On Wednesday lunchtime there was a meeting of the UNISON London Region Pension network at ULU. This is a quarterly training meeting of UNISON member nominated representatives who sit on London Local Government Pension Scheme (LGPS) committees and members who are interested in pension issues. Our guest speaker was Colin Meech, who is the UNISON national officer for its Capital Stewardship Programme.

These are my notes of his presentation:  Colin pointed out that this current government is committed to cutting £85 billion in expenditure during the last 4.5 years. They charged Lord Hutton to find savings in public pension schemes to reduce government debt. Hutton was not responsible for the decision to change pension uprating from the RPI to the CPI index. Which it is estimated will "rob" £85 billon from pensioners in public schemes in the next 15 years.

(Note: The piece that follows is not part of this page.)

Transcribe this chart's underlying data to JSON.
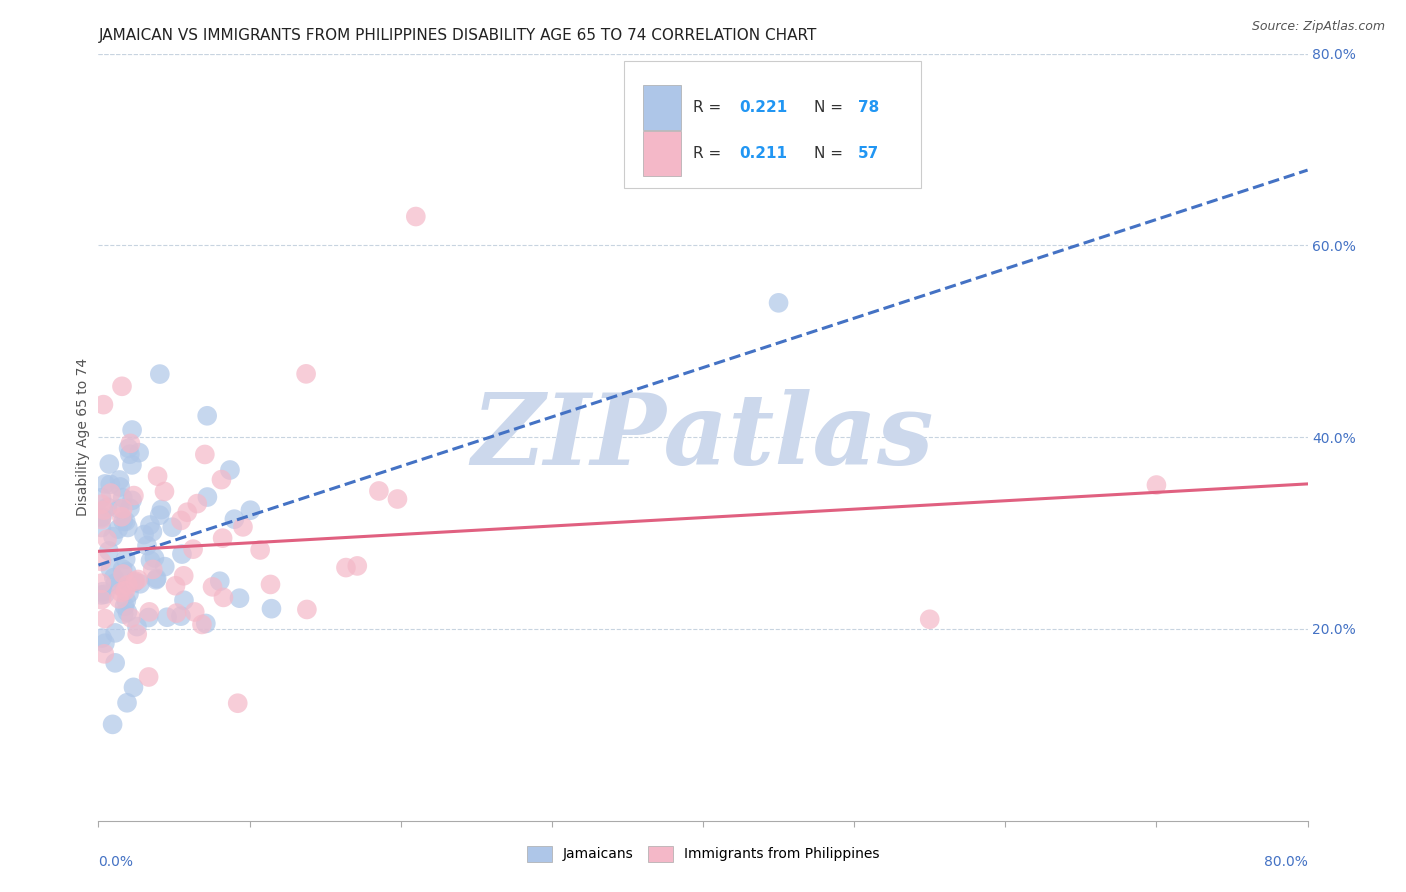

It is proposed to raise contributions by 3.2% of income (over 50% increase in actual "real money" contributions). In the LGPS they aim to reduce government grant to councils by £900 million over 3 years. However, UNISON has sponsored research by the respected Dutch pension group AGP which found that if the 101 different Council pension schemes which together manage £160 billion in assets were to be merged into 14 it would cuts costs and increase income by a staggering £1.2 billion per year. But if pension contribution are increased by 50% then this could cause masses of members to leave the scheme.

Especially after the years of 0% pay rises ("pay cuts" when you take into account inflation) that Council staff have suffered. If employees leave the scheme because they cannot afford contributions then this will make it even more expensive, lose economices of scale and could lead to the collapse of the scheme. Many will then have to depend on state benefits when they retire.

It does not make sense to put at risk a long established pension scheme for 4 million people, which saves the government untold billions of pounds in benefit claims at risk, to save £300 million per year, when we could earn £1.2 billion by merger?